NAREIT's "Talking Points" on Built-in Gains (March 9, 1998)
With one important exception, a C corporation that elects S corporation, REIT or mutual fund status is subject to a double level tax as if it sold its assets and distributed the proceeds to its shareholders. The exception allows the corporation to make an election under Code section 1374 to defer this double tax on the "built in gain." In exchange, the tax on these gains is recognized if the corporation sells these assets within 10 years after making the section 1374 election.
The Administration's proposed budget for Fiscal Year 1999 would not allow any C corporation to use the section 1374 election if it is worth at least $5 million. This proposal, estimated to raise $144 million over five years, would apply to elections for taxable years beginning after January 1, 1999, or to mergers effective after 1998. This proposal is essentially the same as the proposals contained in the Administration's budgets for Fiscal Years 1997 and 1998, but that were not adopted by Congress.

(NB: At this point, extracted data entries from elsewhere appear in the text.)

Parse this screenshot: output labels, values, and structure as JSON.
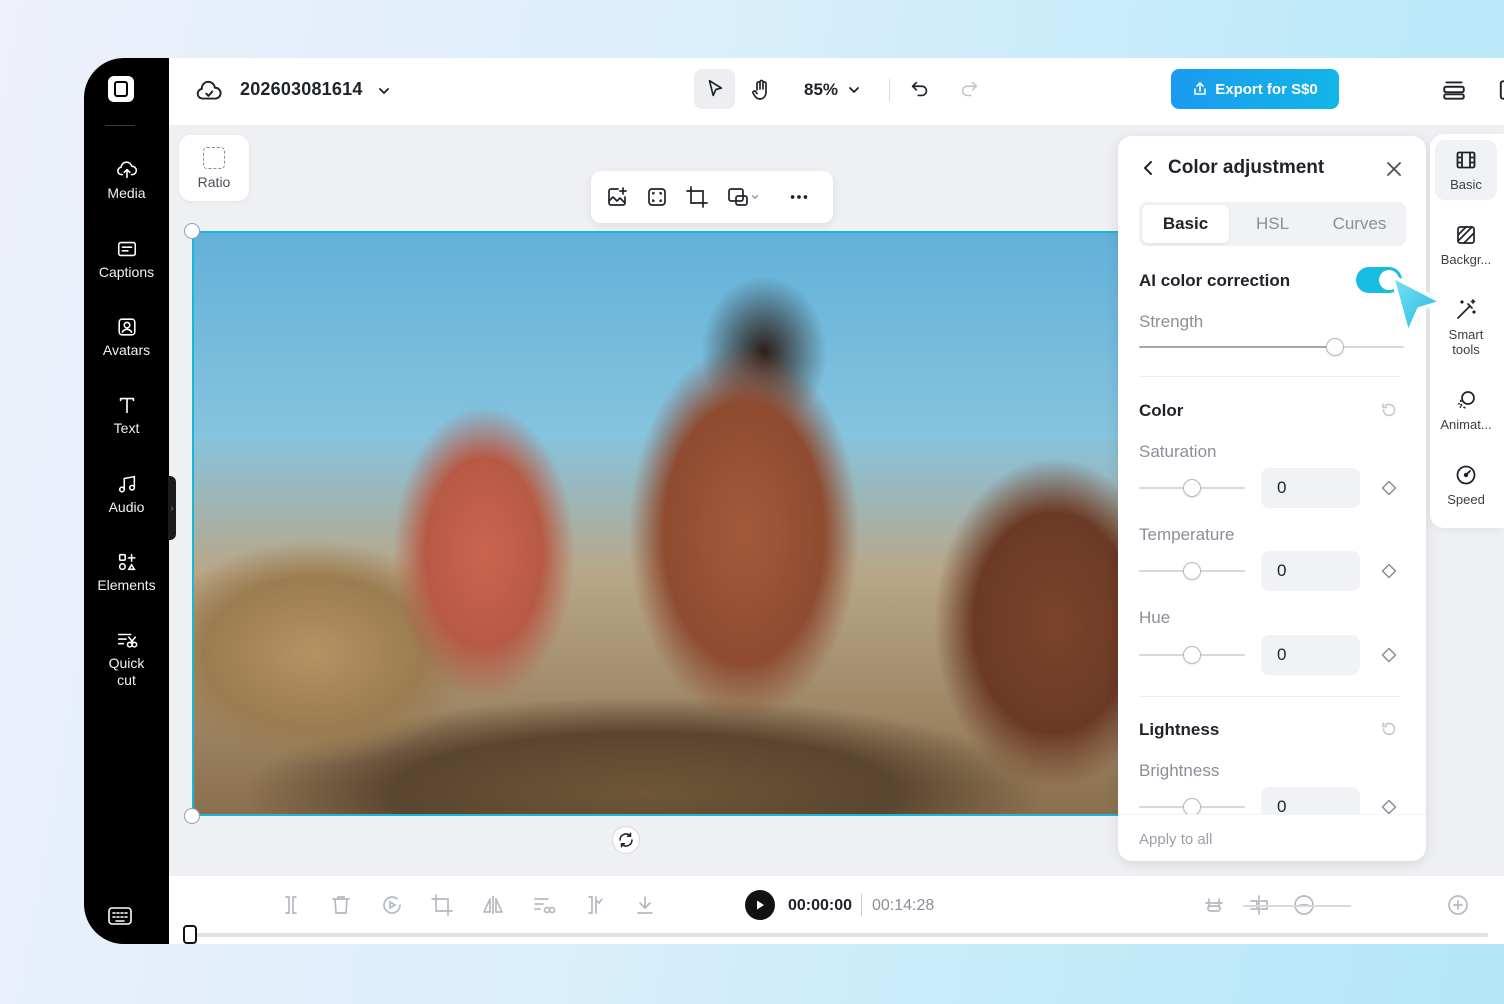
{
  "project": {
    "title": "202603081614"
  },
  "sidebar": {
    "items": [
      {
        "label": "Media",
        "icon": "cloud-upload-icon"
      },
      {
        "label": "Captions",
        "icon": "captions-icon"
      },
      {
        "label": "Avatars",
        "icon": "avatar-icon"
      },
      {
        "label": "Text",
        "icon": "text-icon"
      },
      {
        "label": "Audio",
        "icon": "music-note-icon"
      },
      {
        "label": "Elements",
        "icon": "elements-icon"
      },
      {
        "label": "Quick cut",
        "icon": "quick-cut-icon"
      }
    ]
  },
  "toolbar": {
    "zoom": "85%",
    "export_label": "Export for S$0"
  },
  "canvas": {
    "ratio_label": "Ratio"
  },
  "color_panel": {
    "title": "Color adjustment",
    "tabs": [
      {
        "label": "Basic",
        "active": true
      },
      {
        "label": "HSL",
        "active": false
      },
      {
        "label": "Curves",
        "active": false
      }
    ],
    "ai_correction": {
      "label": "AI color correction",
      "enabled": true
    },
    "strength": {
      "label": "Strength",
      "level": 0.74
    },
    "color_section": {
      "title": "Color",
      "sliders": [
        {
          "label": "Saturation",
          "value": "0",
          "level": 0.5
        },
        {
          "label": "Temperature",
          "value": "0",
          "level": 0.5
        },
        {
          "label": "Hue",
          "value": "0",
          "level": 0.5
        }
      ]
    },
    "lightness_section": {
      "title": "Lightness",
      "sliders": [
        {
          "label": "Brightness",
          "value": "0",
          "level": 0.5
        }
      ]
    },
    "apply_all": "Apply to all"
  },
  "right_rail": {
    "items": [
      {
        "label": "Basic",
        "icon": "film-icon",
        "active": true
      },
      {
        "label": "Backgr...",
        "icon": "background-icon"
      },
      {
        "label": "Smart tools",
        "icon": "magic-wand-icon"
      },
      {
        "label": "Animat...",
        "icon": "animation-icon"
      },
      {
        "label": "Speed",
        "icon": "speed-icon"
      }
    ]
  },
  "playback": {
    "current": "00:00:00",
    "total": "00:14:28"
  },
  "colors": {
    "accent": "#16bde0",
    "export": "#1a9bf0",
    "sidebar": "#000000"
  }
}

NAREIT continues to oppose this proposal.
- The current 10-year "toll charge" is a sufficient barrier to prevent any tax abuse.
- The proposal effectively would prevent small investors in REITs from benefiting from large portfolios of properties currently owned by C corporations.
- Real estate is capital intensive, and therefore the $5 million threshold would mean that section 1374 would be meaningless with respect to REITs.
- Although the Administration supports this proposal as equating an S corporation or REIT election with converting to a partnership, there are significant differences between a REIT and a partnership. For example, a REIT cannot pass through losses to its investors.